L'orchestre titanesque
Il fallait reconnaître qu'ils avaient mis le paquet, la fête était réussie, l'orchestre, composé de sept musiciens, jouaient le même refrain depuis plus de quinze minutes, leurs cuivres brillaient de mille feux et la scène, empreinte de poésie, aurait pu paraître anachronique aux yeux d'un observateur non averti.
Une danseuse orientale, à moitié nue, décrivait des arabesques au travers de la foule et la chanteuse, à la voix suave et au jupon racoleur, semblant sortir tout droit d'un mauvais film, avait une coiffure qui lui donnait l'impression qu'elle avait oublié d'ôter ses bigoudis, ce qui lui conférait une beauté surannée.
Parfois faisant l'impasse sur un couplet, sans que cela ne paraisse, écorchant aussi une note au passage, d'ailleurs tout le monde s'en foutait, la fête battait son plein alors que la lune glissait mollement au-dessus de leurs têtes.

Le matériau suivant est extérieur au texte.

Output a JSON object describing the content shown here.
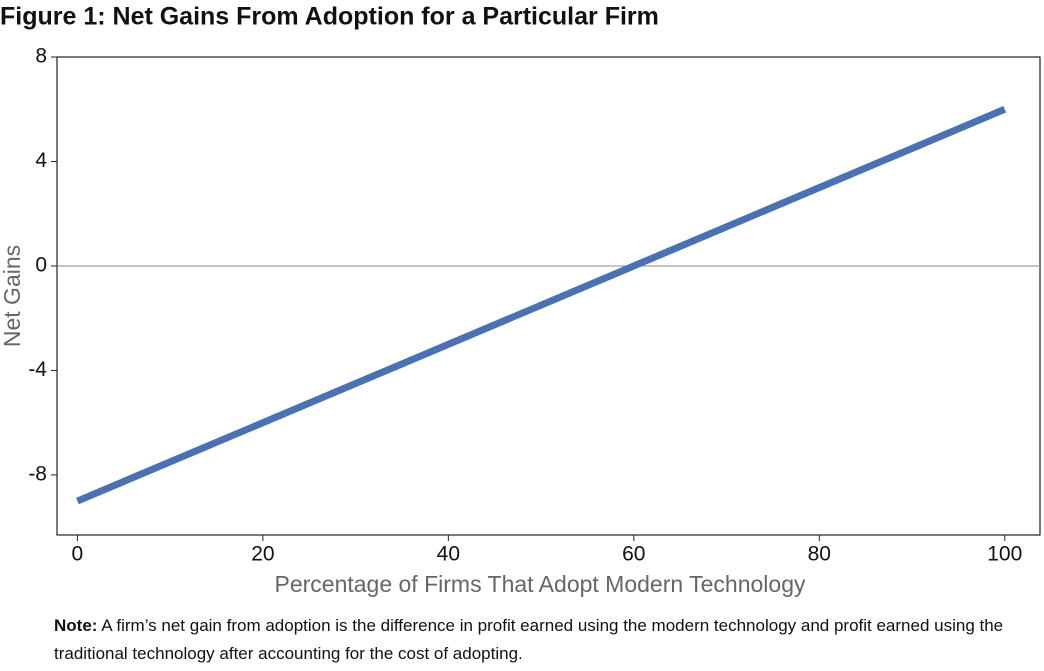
{
  "chart_data": {
    "type": "line",
    "title": "Figure 1: Net Gains From Adoption for a Particular Firm",
    "x_label": "Percentage of Firms That Adopt Modern Technology",
    "y_label": "Net Gains",
    "x": [
      0,
      100
    ],
    "series": [
      {
        "name": "Net gains",
        "color": "#4a72b2",
        "values": [
          -9,
          6
        ]
      }
    ],
    "xlim": [
      -2.2,
      103.8
    ],
    "ylim": [
      -10.3,
      8
    ],
    "xticks": [
      0,
      20,
      40,
      60,
      80,
      100
    ],
    "yticks": [
      -8,
      -4,
      0,
      4,
      8
    ],
    "note_label": "Note:",
    "note": "A firm’s net gain from adoption is the difference in profit earned using the modern technology and profit earned using the traditional technology after accounting for the cost of adopting."
  }
}
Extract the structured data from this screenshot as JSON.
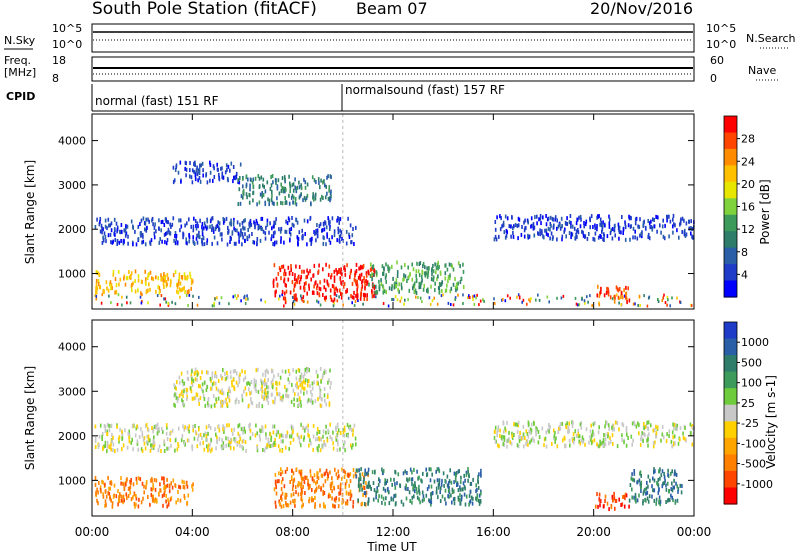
{
  "header": {
    "title": "South Pole Station (fitACF)",
    "beam": "Beam 07",
    "date": "20/Nov/2016"
  },
  "top_panels": {
    "nsky_label": "N.Sky",
    "nsearch_label": "N.Search",
    "freq_label_1": "Freq.",
    "freq_label_2": "[MHz]",
    "nave_label": "Nave",
    "cpid_label": "CPID",
    "noise_ticks": [
      "10^5",
      "10^0"
    ],
    "freq_ticks": [
      "18",
      "8"
    ],
    "nave_ticks": [
      "60",
      "0"
    ],
    "cpid_segments": [
      {
        "label": "normal (fast) 151 RF",
        "start_hour": 0,
        "end_hour": 10
      },
      {
        "label": "normalsound (fast) 157 RF",
        "start_hour": 10,
        "end_hour": 24
      }
    ]
  },
  "chart_data": [
    {
      "type": "heatmap",
      "name": "power",
      "xlabel": "",
      "ylabel": "Slant Range [km]",
      "x_range_hours": [
        0,
        24
      ],
      "xlim_labels": [
        "00:00",
        "24:00"
      ],
      "ylim": [
        200,
        4600
      ],
      "y_ticks": [
        1000,
        2000,
        3000,
        4000
      ],
      "colorbar_label": "Power [dB]",
      "colorbar_ticks": [
        "28",
        "24",
        "20",
        "16",
        "12",
        "8",
        "4"
      ],
      "colorbar_colors": [
        "#ff0000",
        "#ff4500",
        "#ff8c00",
        "#ffc000",
        "#e6e600",
        "#7fd23c",
        "#3c9a5a",
        "#2e7d6a",
        "#2a5fa8",
        "#1e3cc8",
        "#0000ff"
      ],
      "regions": [
        {
          "t0": 0.1,
          "t1": 24,
          "r0": 300,
          "r1": 560,
          "level": "mixed"
        },
        {
          "t0": 0.1,
          "t1": 4.0,
          "r0": 600,
          "r1": 1100,
          "level": 3
        },
        {
          "t0": 7.2,
          "t1": 11.3,
          "r0": 450,
          "r1": 1250,
          "level": 0
        },
        {
          "t0": 11.0,
          "t1": 14.8,
          "r0": 600,
          "r1": 1300,
          "level": 6
        },
        {
          "t0": 20.0,
          "t1": 21.4,
          "r0": 400,
          "r1": 750,
          "level": 1
        },
        {
          "t0": 0.1,
          "t1": 10.5,
          "r0": 1700,
          "r1": 2300,
          "level": 9
        },
        {
          "t0": 3.2,
          "t1": 5.9,
          "r0": 3100,
          "r1": 3550,
          "level": 9
        },
        {
          "t0": 5.8,
          "t1": 9.5,
          "r0": 2600,
          "r1": 3250,
          "level": 7
        },
        {
          "t0": 16.0,
          "t1": 24.0,
          "r0": 1800,
          "r1": 2350,
          "level": 9
        }
      ]
    },
    {
      "type": "heatmap",
      "name": "velocity",
      "xlabel": "Time UT",
      "ylabel": "Slant Range [km]",
      "x_ticks": [
        "00:00",
        "04:00",
        "08:00",
        "12:00",
        "16:00",
        "20:00",
        "00:00"
      ],
      "x_range_hours": [
        0,
        24
      ],
      "ylim": [
        200,
        4600
      ],
      "y_ticks": [
        1000,
        2000,
        3000,
        4000
      ],
      "colorbar_label": "Velocity [m s-1]",
      "colorbar_ticks": [
        "1000",
        "500",
        "100",
        "25",
        "-25",
        "-100",
        "-500",
        "-1000"
      ],
      "colorbar_colors": [
        "#1e3cc8",
        "#2a5fa8",
        "#2e7d6a",
        "#3c9a5a",
        "#6ecb3c",
        "#c8c8c8",
        "#ffd000",
        "#ffa500",
        "#ff7f00",
        "#ff4500",
        "#ff0000"
      ],
      "regions": [
        {
          "t0": 0.1,
          "t1": 4.0,
          "r0": 450,
          "r1": 1100,
          "level": 8
        },
        {
          "t0": 7.2,
          "t1": 11.0,
          "r0": 450,
          "r1": 1300,
          "level": 8
        },
        {
          "t0": 10.5,
          "t1": 15.5,
          "r0": 500,
          "r1": 1300,
          "level": 2
        },
        {
          "t0": 20.0,
          "t1": 21.4,
          "r0": 400,
          "r1": 750,
          "level": 9
        },
        {
          "t0": 21.4,
          "t1": 23.5,
          "r0": 500,
          "r1": 1300,
          "level": 2
        },
        {
          "t0": 0.1,
          "t1": 10.5,
          "r0": 1700,
          "r1": 2300,
          "level": 5
        },
        {
          "t0": 3.2,
          "t1": 9.5,
          "r0": 2700,
          "r1": 3550,
          "level": 5
        },
        {
          "t0": 16.0,
          "t1": 24.0,
          "r0": 1800,
          "r1": 2350,
          "level": 5
        }
      ]
    }
  ]
}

Demain était un autre jour; La soirée s'écoulait insensiblement au rythme des tambours et la frénésie s'emparait sournoisement de la foule, tout le monde dansait sans se soucier ni de rien, ni de l'autre et la masse grouillante, hurlante, hystérique se déplaçait alternativement d’un bord à l'autre au rythme de l'océan.
L'orchestre entama un crescendo bacchanalesque et la foule, gesticulante, hurlante, entra dans une sorte de transe comme possédée par les démons.

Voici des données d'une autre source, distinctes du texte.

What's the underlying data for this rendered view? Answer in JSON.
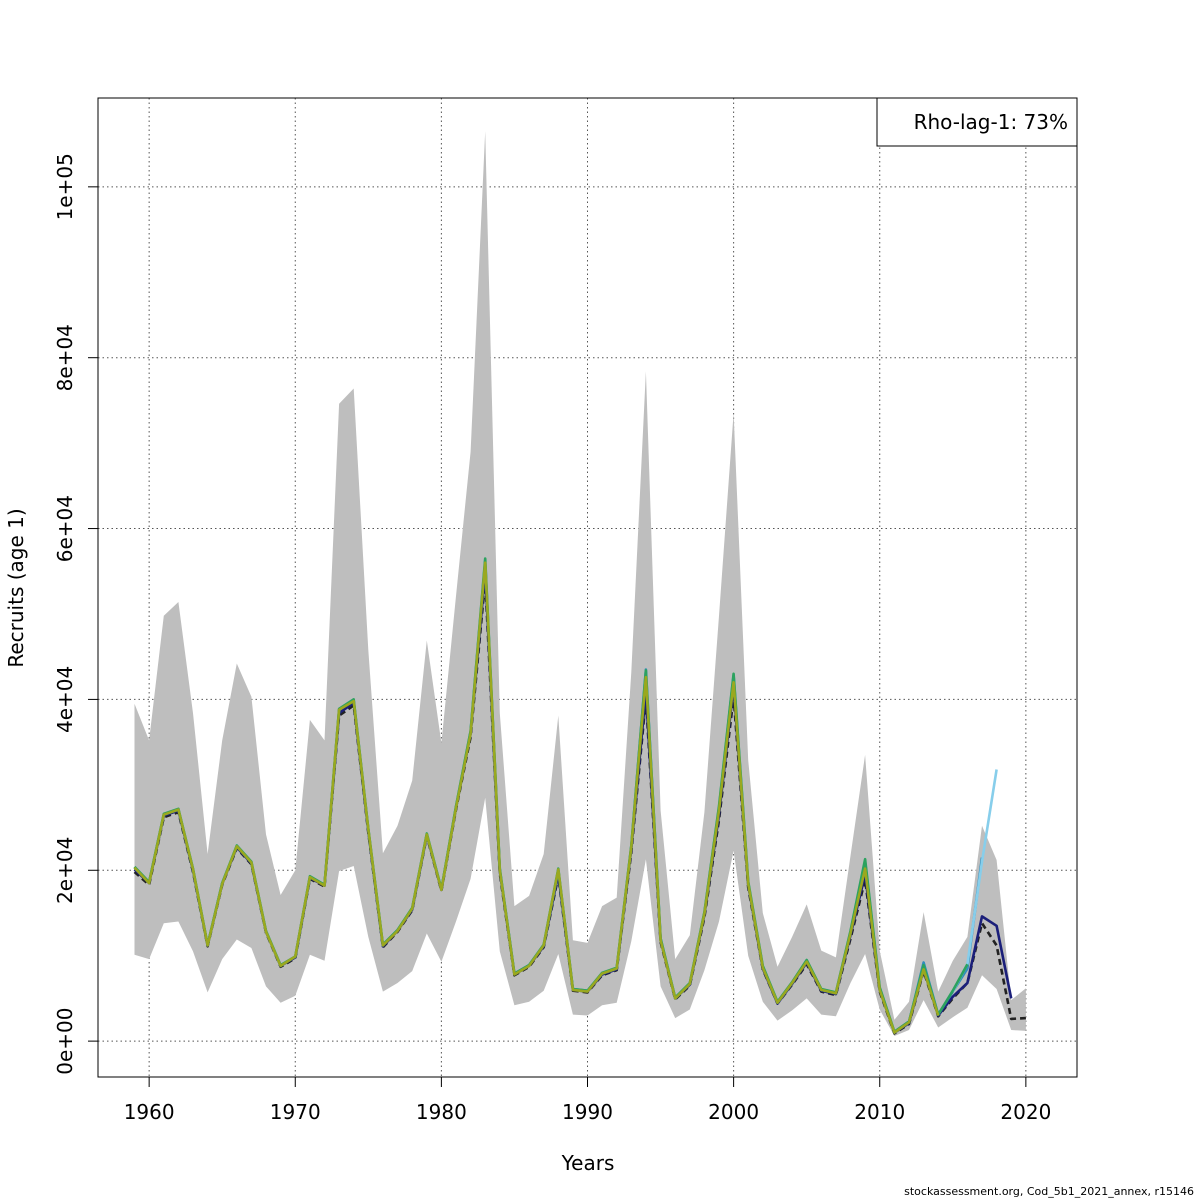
{
  "chart_data": {
    "type": "line",
    "title": "",
    "xlabel": "Years",
    "ylabel": "Recruits (age 1)",
    "xlim": [
      1956.5,
      2023.5
    ],
    "ylim": [
      -4200,
      110400
    ],
    "xticks": [
      1960,
      1970,
      1980,
      1990,
      2000,
      2010,
      2020
    ],
    "xtick_labels": [
      "1960",
      "1970",
      "1980",
      "1990",
      "2000",
      "2010",
      "2020"
    ],
    "yticks": [
      0,
      20000,
      40000,
      60000,
      80000,
      100000
    ],
    "ytick_labels": [
      "0e+00",
      "2e+04",
      "4e+04",
      "6e+04",
      "8e+04",
      "1e+05"
    ],
    "grid": true,
    "legend": {
      "position": "top-right",
      "text": "Rho-lag-1: 73%"
    },
    "confidence_band": {
      "x": [
        1959,
        1960,
        1961,
        1962,
        1963,
        1964,
        1965,
        1966,
        1967,
        1968,
        1969,
        1970,
        1971,
        1972,
        1973,
        1974,
        1975,
        1976,
        1977,
        1978,
        1979,
        1980,
        1981,
        1982,
        1983,
        1984,
        1985,
        1986,
        1987,
        1988,
        1989,
        1990,
        1991,
        1992,
        1993,
        1994,
        1995,
        1996,
        1997,
        1998,
        1999,
        2000,
        2001,
        2002,
        2003,
        2004,
        2005,
        2006,
        2007,
        2008,
        2009,
        2010,
        2011,
        2012,
        2013,
        2014,
        2015,
        2016,
        2017,
        2018,
        2019,
        2020
      ],
      "upper": [
        39500,
        35200,
        49800,
        51400,
        38400,
        21900,
        35200,
        44200,
        40300,
        24200,
        17100,
        20000,
        37600,
        35200,
        74600,
        76400,
        45800,
        22000,
        25200,
        30500,
        46900,
        34900,
        52100,
        69000,
        106500,
        38400,
        15800,
        17000,
        21900,
        38100,
        11800,
        11500,
        15800,
        16800,
        43200,
        78400,
        27000,
        9600,
        12400,
        26800,
        49800,
        73500,
        32900,
        15000,
        8700,
        12200,
        16000,
        10600,
        9800,
        21700,
        33500,
        10600,
        2500,
        4600,
        15100,
        5800,
        9400,
        12200,
        25200,
        21200,
        4800,
        6200
      ],
      "lower": [
        10100,
        9600,
        13800,
        14000,
        10500,
        5700,
        9600,
        11900,
        10900,
        6400,
        4500,
        5300,
        10100,
        9400,
        19900,
        20500,
        12200,
        5800,
        6800,
        8200,
        12600,
        9300,
        14000,
        19000,
        28500,
        10500,
        4200,
        4600,
        5900,
        10200,
        3100,
        3000,
        4200,
        4500,
        11700,
        21300,
        6400,
        2700,
        3700,
        8300,
        14000,
        22300,
        10000,
        4600,
        2400,
        3600,
        5000,
        3100,
        2900,
        6800,
        10200,
        3700,
        600,
        1300,
        4800,
        1600,
        2800,
        3900,
        7700,
        6100,
        1300,
        1200
      ]
    },
    "series": [
      {
        "color": "#222222",
        "dashed": true,
        "x": [
          1959,
          1960,
          1961,
          1962,
          1963,
          1964,
          1965,
          1966,
          1967,
          1968,
          1969,
          1970,
          1971,
          1972,
          1973,
          1974,
          1975,
          1976,
          1977,
          1978,
          1979,
          1980,
          1981,
          1982,
          1983,
          1984,
          1985,
          1986,
          1987,
          1988,
          1989,
          1990,
          1991,
          1992,
          1993,
          1994,
          1995,
          1996,
          1997,
          1998,
          1999,
          2000,
          2001,
          2002,
          2003,
          2004,
          2005,
          2006,
          2007,
          2008,
          2009,
          2010,
          2011,
          2012,
          2013,
          2014,
          2015,
          2016,
          2017,
          2018,
          2019,
          2020
        ],
        "values": [
          19800,
          18300,
          26200,
          26800,
          19800,
          11100,
          18300,
          22600,
          20700,
          12700,
          8700,
          9700,
          19000,
          18100,
          38100,
          39300,
          24400,
          11000,
          12800,
          15300,
          24000,
          17600,
          27100,
          35600,
          54000,
          19600,
          7700,
          8700,
          11000,
          19300,
          5900,
          5700,
          7700,
          8300,
          22100,
          40100,
          11600,
          4900,
          6500,
          14500,
          25900,
          40300,
          18000,
          8400,
          4400,
          6600,
          9000,
          5800,
          5400,
          12000,
          18900,
          5800,
          900,
          2000,
          8200,
          2900,
          5000,
          6800,
          13800,
          11200,
          2600,
          2700
        ]
      },
      {
        "color": "#1b1f7a",
        "dashed": false,
        "x": [
          1959,
          1960,
          1961,
          1962,
          1963,
          1964,
          1965,
          1966,
          1967,
          1968,
          1969,
          1970,
          1971,
          1972,
          1973,
          1974,
          1975,
          1976,
          1977,
          1978,
          1979,
          1980,
          1981,
          1982,
          1983,
          1984,
          1985,
          1986,
          1987,
          1988,
          1989,
          1990,
          1991,
          1992,
          1993,
          1994,
          1995,
          1996,
          1997,
          1998,
          1999,
          2000,
          2001,
          2002,
          2003,
          2004,
          2005,
          2006,
          2007,
          2008,
          2009,
          2010,
          2011,
          2012,
          2013,
          2014,
          2015,
          2016,
          2017,
          2018,
          2019
        ],
        "values": [
          20100,
          18500,
          26400,
          27000,
          20000,
          11200,
          18400,
          22700,
          20800,
          12800,
          8800,
          9800,
          19100,
          18200,
          38400,
          39600,
          24600,
          11100,
          12900,
          15400,
          24100,
          17700,
          27300,
          36000,
          55000,
          19900,
          7800,
          8800,
          11100,
          19600,
          6000,
          5800,
          7800,
          8400,
          22500,
          41000,
          11800,
          5000,
          6600,
          14800,
          26500,
          41500,
          18300,
          8500,
          4400,
          6700,
          9200,
          5900,
          5500,
          12400,
          19500,
          6000,
          1000,
          2100,
          8400,
          3000,
          5200,
          6800,
          14600,
          13500,
          5000
        ]
      },
      {
        "color": "#2f8dbd",
        "dashed": false,
        "x": [
          1959,
          1960,
          1961,
          1962,
          1963,
          1964,
          1965,
          1966,
          1967,
          1968,
          1969,
          1970,
          1971,
          1972,
          1973,
          1974,
          1975,
          1976,
          1977,
          1978,
          1979,
          1980,
          1981,
          1982,
          1983,
          1984,
          1985,
          1986,
          1987,
          1988,
          1989,
          1990,
          1991,
          1992,
          1993,
          1994,
          1995,
          1996,
          1997,
          1998,
          1999,
          2000,
          2001,
          2002,
          2003,
          2004,
          2005,
          2006,
          2007,
          2008,
          2009,
          2010,
          2011,
          2012,
          2013,
          2014,
          2015,
          2016,
          2017
        ],
        "values": [
          20300,
          18600,
          26500,
          27100,
          20100,
          11200,
          18500,
          22800,
          20900,
          12800,
          8800,
          9900,
          19200,
          18300,
          38800,
          39900,
          24800,
          11200,
          13000,
          15500,
          24200,
          17800,
          27400,
          36200,
          56200,
          20100,
          7900,
          8900,
          11200,
          20000,
          6100,
          5900,
          7900,
          8500,
          22800,
          43500,
          12000,
          5000,
          6700,
          15000,
          27300,
          42800,
          18500,
          8700,
          4500,
          6800,
          9400,
          6000,
          5600,
          12700,
          21000,
          6200,
          1000,
          2200,
          9200,
          3100,
          5800,
          8500,
          21500
        ]
      },
      {
        "color": "#87ceeb",
        "dashed": false,
        "x": [
          2015,
          2016,
          2017,
          2018
        ],
        "values": [
          5800,
          9000,
          21000,
          31800
        ]
      },
      {
        "color": "#2ca25f",
        "dashed": false,
        "x": [
          1959,
          1960,
          1961,
          1962,
          1963,
          1964,
          1965,
          1966,
          1967,
          1968,
          1969,
          1970,
          1971,
          1972,
          1973,
          1974,
          1975,
          1976,
          1977,
          1978,
          1979,
          1980,
          1981,
          1982,
          1983,
          1984,
          1985,
          1986,
          1987,
          1988,
          1989,
          1990,
          1991,
          1992,
          1993,
          1994,
          1995,
          1996,
          1997,
          1998,
          1999,
          2000,
          2001,
          2002,
          2003,
          2004,
          2005,
          2006,
          2007,
          2008,
          2009,
          2010,
          2011,
          2012,
          2013,
          2014,
          2015,
          2016
        ],
        "values": [
          20400,
          18600,
          26600,
          27200,
          20200,
          11300,
          18500,
          22900,
          21000,
          12900,
          8900,
          9900,
          19300,
          18300,
          38900,
          40000,
          24900,
          11300,
          13000,
          15600,
          24300,
          17800,
          27500,
          36300,
          56500,
          20200,
          7900,
          8900,
          11300,
          20200,
          6100,
          5900,
          8000,
          8600,
          22900,
          43400,
          12000,
          5100,
          6800,
          15100,
          27500,
          43000,
          18700,
          8800,
          4600,
          6900,
          9500,
          6100,
          5700,
          12900,
          21300,
          6300,
          1100,
          2300,
          8900,
          3100,
          5900,
          9000
        ]
      },
      {
        "color": "#9aa81f",
        "dashed": false,
        "x": [
          1959,
          1960,
          1961,
          1962,
          1963,
          1964,
          1965,
          1966,
          1967,
          1968,
          1969,
          1970,
          1971,
          1972,
          1973,
          1974,
          1975,
          1976,
          1977,
          1978,
          1979,
          1980,
          1981,
          1982,
          1983,
          1984,
          1985,
          1986,
          1987,
          1988,
          1989,
          1990,
          1991,
          1992,
          1993,
          1994,
          1995,
          1996,
          1997,
          1998,
          1999,
          2000,
          2001,
          2002,
          2003,
          2004,
          2005,
          2006,
          2007,
          2008,
          2009,
          2010,
          2011,
          2012,
          2013,
          2014
        ],
        "values": [
          20300,
          18500,
          26500,
          27100,
          20100,
          11200,
          18400,
          22800,
          20900,
          12800,
          8800,
          9900,
          19200,
          18200,
          38800,
          39800,
          24800,
          11200,
          12900,
          15500,
          24200,
          17700,
          27300,
          36000,
          56000,
          20000,
          7800,
          8800,
          11200,
          20100,
          6000,
          5800,
          7900,
          8500,
          22700,
          42600,
          11800,
          5000,
          6700,
          14900,
          27000,
          42000,
          18400,
          8600,
          4500,
          6800,
          9300,
          6000,
          5600,
          12600,
          20200,
          6000,
          1000,
          2200,
          8400,
          3000
        ]
      }
    ]
  },
  "footer": "stockassessment.org, Cod_5b1_2021_annex, r15146"
}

Cette marée humaine, envoûtée, se transforma en une conscience collective ou plus rien ne semblait pouvoir l'arrêter; des femmes hurlaient, des hommes se roulaient à terre, certains arrachaient leurs vêtements, convulsaient, d'autres perdaient toute humanité en se trémoussant devant leur partenaire comme un animal sauvage en rut.
Le capitaine stoïque, fidèle à son poste, observait pour la millième fois la proue de son navire s'enfonçant, lentement mais surement, dans les flots noirs de l'Atlantique Nord, pendant que la lune et les étoiles semblaient se dissoudre une à une à l'horizon.